Here is what you did last time: We converted units, which we do with the udunits package. The observations are in umol m-2 s-1. The model output is read in kg C ha-1 yr-1. udunits can convert among many units but cannot do the conversion from grams carbon to moles carbon, so we do that separately, with the factor of 12 g C per mol.

modnee <- ud.convert(arun$NEE,"kg ha-1 yr-1","ug m-2 s-1")/12.0
plot(niwotnee,modnee)
abline(0,1,col="red")

And remember the formula for RMSE:

sqrt(mean((niwotnee-modnee)^2,na.rm = TRUE))    

na.rm makes sure we don’t include missing or screened values in either time series.

So all we need to do to go beyond this is to make a loop that reads in each sensitivity run NEE based on runids, calculates RMSE against the observations, and stores it in an array, by combining the steps above in a for loop. Make sure you change the directory names and year to your specific run.

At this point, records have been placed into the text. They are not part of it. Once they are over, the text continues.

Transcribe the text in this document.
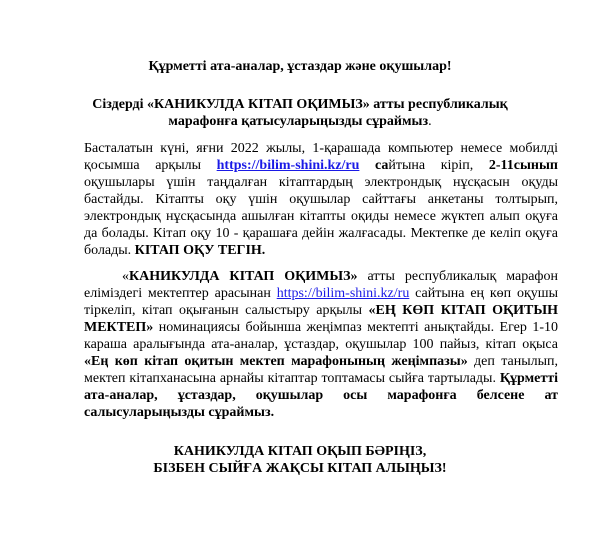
Құрметті ата-аналар, ұстаздар және оқушылар!
Сіздерді «КАНИКУЛДА КІТАП ОҚИМЫЗ» атты республикалық
марафонға қатысуларыңызды сұраймыз.
Басталатын күні, яғни 2022 жылы, 1-қарашада компьютер немесе мобилді қосымша арқылы https://bilim-shini.kz/ru сайтына кіріп, 2-11сынып оқушылары үшін таңдалған кітаптардың электрондық нұсқасын оқуды бастайды. Кітапты оқу үшін оқушылар сайттағы анкетаны толтырып, электрондық нұсқасында ашылған кітапты оқиды немесе жүктеп алып оқуға да болады. Кітап оқу 10 - қарашаға дейін жалғасады. Мектепке де келіп оқуға болады. КІТАП ОҚУ ТЕГІН.
«КАНИКУЛДА КІТАП ОҚИМЫЗ» атты республикалық марафон еліміздегі мектептер арасынан https://bilim-shini.kz/ru сайтына ең көп оқушы тіркеліп, кітап оқығанын салыстыру арқылы «ЕҢ КӨП КІТАП ОҚИТЫН МЕКТЕП» номинациясы бойынша жеңімпаз мектепті анықтайды. Егер 1-10 караша аралығында ата-аналар, ұстаздар, оқушылар 100 пайыз, кітап оқыса «Ең көп кітап оқитын мектеп марафонының жеңімпазы» деп танылып, мектеп кітапханасына арнайы кітаптар топтамасы сыйға тартылады. Құрметті ата-аналар, ұстаздар, оқушылар осы марафонға белсене ат салысуларыңызды сұраймыз.
КАНИКУЛДА КІТАП ОҚЫП БӘРІҢІЗ,
БІЗБЕН СЫЙҒА ЖАҚСЫ КІТАП АЛЫҢЫЗ!
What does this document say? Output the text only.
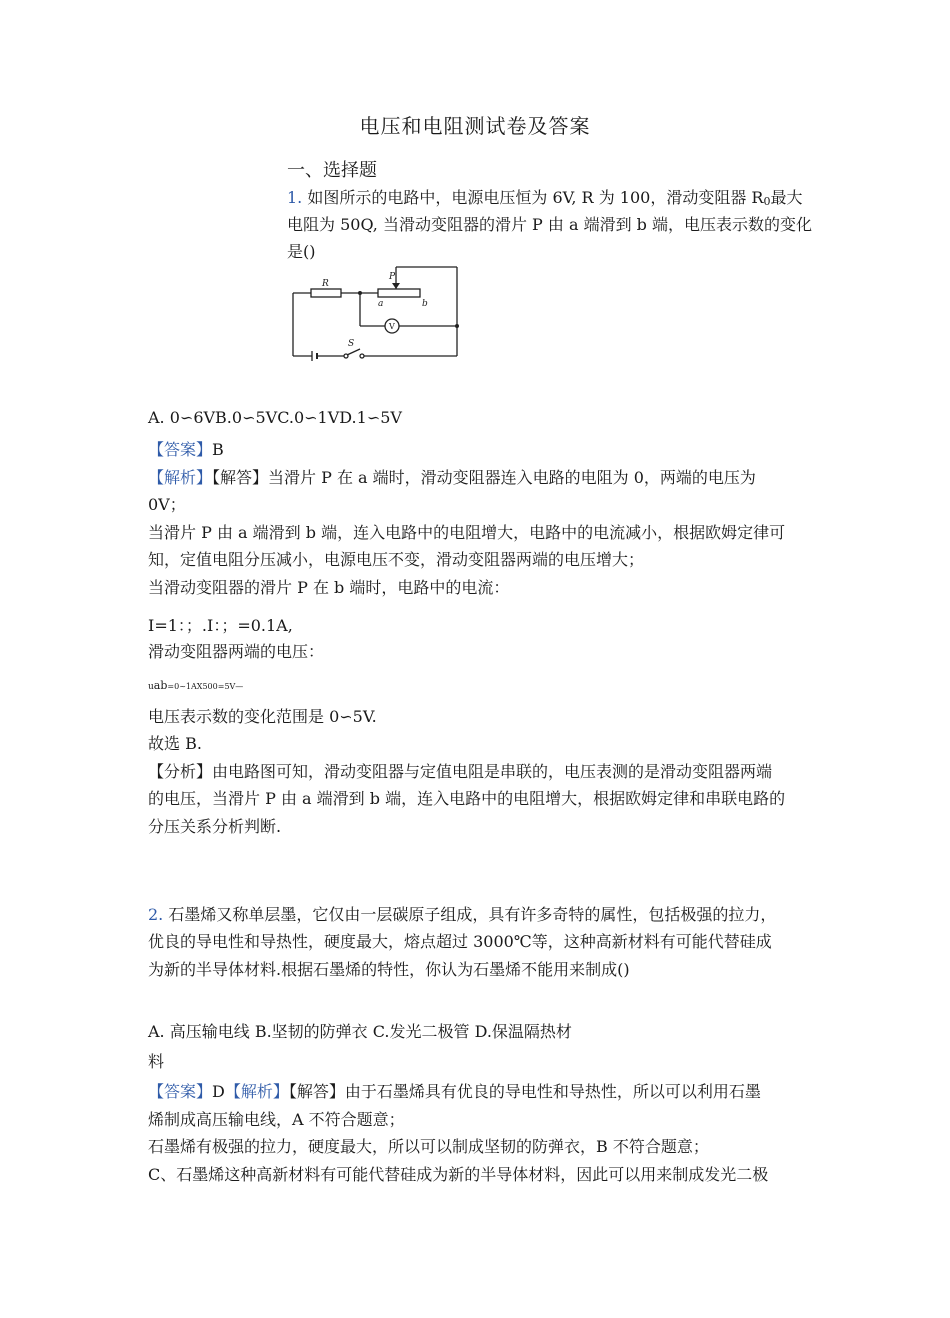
电压和电阻测试卷及答案
一、选择题
1. 如图所示的电路中，电源电压恒为 6V, R 为 100，滑动变阻器 R0最大
电阻为 50Q, 当滑动变阻器的滑片 P 由 a 端滑到 b 端，电压表示数的变化
是()
R
P
a	b
V
S
A. 0∽6VB.0∽5VC.0∽1VD.1∽5V
【答案】B
【解析】【解答】当滑片 P 在 a 端时，滑动变阻器连入电路的电阻为 0，两端的电压为
0V；
当滑片 P 由 a 端滑到 b 端，连入电路中的电阻增大，电路中的电流减小，根据欧姆定律可
知，定值电阻分压减小，电源电压不变，滑动变阻器两端的电压增大；
当滑动变阻器的滑片 P 在 b 端时，电路中的电流：
I=1：；.I：；=0.1A,
滑动变阻器两端的电压：
uab=0~1AX500=5V—
电压表示数的变化范围是 0∽5V.
故选 B.
【分析】由电路图可知，滑动变阻器与定值电阻是串联的，电压表测的是滑动变阻器两端
的电压，当滑片 P 由 a 端滑到 b 端，连入电路中的电阻增大，根据欧姆定律和串联电路的
分压关系分析判断.
2. 石墨烯又称单层墨，它仅由一层碳原子组成，具有许多奇特的属性，包括极强的拉力，
优良的导电性和导热性，硬度最大，熔点超过 3000℃等，这种高新材料有可能代替硅成
为新的半导体材料.根据石墨烯的特性，你认为石墨烯不能用来制成()
A. 高压输电线 B.坚韧的防弹衣 C.发光二极管 D.保温隔热材
料
【答案】D【解析】【解答】由于石墨烯具有优良的导电性和导热性，所以可以利用石墨
烯制成高压输电线，A 不符合题意；
石墨烯有极强的拉力，硬度最大，所以可以制成坚韧的防弹衣，B 不符合题意；
C、石墨烯这种高新材料有可能代替硅成为新的半导体材料，因此可以用来制成发光二极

rmses <- rep(0,length(runids))
for(r in 1:length(runids)){
arun <- read.output(runids[r],paste("~/output",RunDir,"out",runids[r],sep="/"),2006,2006,"NEE")
modnee <- ud.convert(arun$NEE,"kg ha-1 yr-1","ug m-2 s-1")/12.0
rmses[r] <- (sqrt(mean((niwotnee-modnee)^2,na.rm = TRUE)))
}

Let’s plot that array

plot(psnTOpt,rmses)

Can you identify a minimum (if there is one)? If so, is there any reason to believe this is the “best” parameter? Why or why not? Think about all the other parameters.

Now that you have the hang of it, here are a few more things to try:

  1. Try a different error functions, given actual NEE uncertainty. You learned earlier that uncertainty in half-hourly observed NEE is not Gaussian. This makes RMSE not the correct measure for goodness-of-fit. Go to ~/pecan/modules/uncertainty/R, open flux_uncertainty.R, and click on the source button in the program editing pane. Then you can run:
unc <- flux.uncertainty(niwotnee,QC=rep(0,17520))
plot_flux_uncertainty(unc)

The figure shows you uncertainty (err) as a function of NEE magnitude (mag). How might you use this information to change the RMSE calculation? 2. Try a few others parameters. Repeat the above steps but with a different parameter. You might want to select one from the sensitivity PDF that has a large sensitivity or from the variance decomposition that is also poorly constrained. 3. Try RMSE against daily or annual NEE instead of half-hourly. In this case, first average the values up to daily in both the model and observations. You will need to think about how to deal with missing data. For example, you could make the model output have the same data points missing as observations, and then average. Or use some other criteria.